L’ espressione “danno dinamico-relazionale” è, per la legge, una perifrasi del concetto di danno biologico e che la lesione della salute consiste nella compromissione delle abilità della vittima nello svolgimento delle attività quotidiane “nessuna esclusa”.

Il danno alla salute – ha chiarito correttamente la Cassazione – è un danno con conseguenze dinamico relazionali ed occorre distinguere le conseguenze comuni a tutti da quelle peculiari del caso concreto (nel qual caso occorre la prova del maggior pregiudizio sofferto).

Riteniamo tuttavia che pure essendo condivisibile la necessità per richiedere un “ appesantimento del danno”, di dare prova di come la lesione abbia determinato dei cambiamenti importanti nelle abitudini di vita, quali ad esempio le frequentazioni delle amicizie e conoscenti, la pratica di sports e hobbies, tale stringente necessità non soccorre anche nei casi di lesioni gravissime, tali da rendere sostanzialmente presupposto e implicito un radicale cambiamento delle abitudini di vita.

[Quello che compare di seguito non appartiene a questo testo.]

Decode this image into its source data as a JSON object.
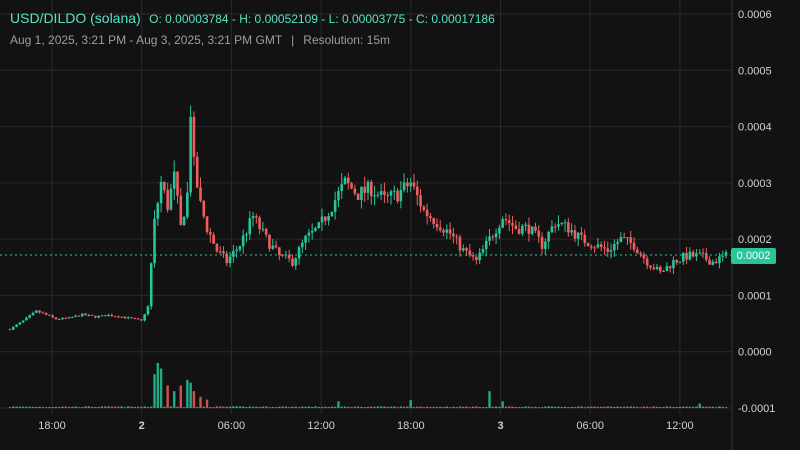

Si pensi a un giovane di 20 anni incorso in una invalidità permanente del 90%, e si comprende come la prova del mutamento di vita, almeno nel contesto delle trattative stragiudiziali, non sia così imprescindibile per ottenere dalla Compagnia di assicurazione una maggiorazione dell’importo liquidato a titolo di risarcimento in forza di tale danno.

L’entità della lesione a nostro parere è infatti tale, che assorbe il valore di qualsiasi forma presuntiva, in termini di proiezione futura e futuribile, che qualsivoglia forma di prova possa fornire.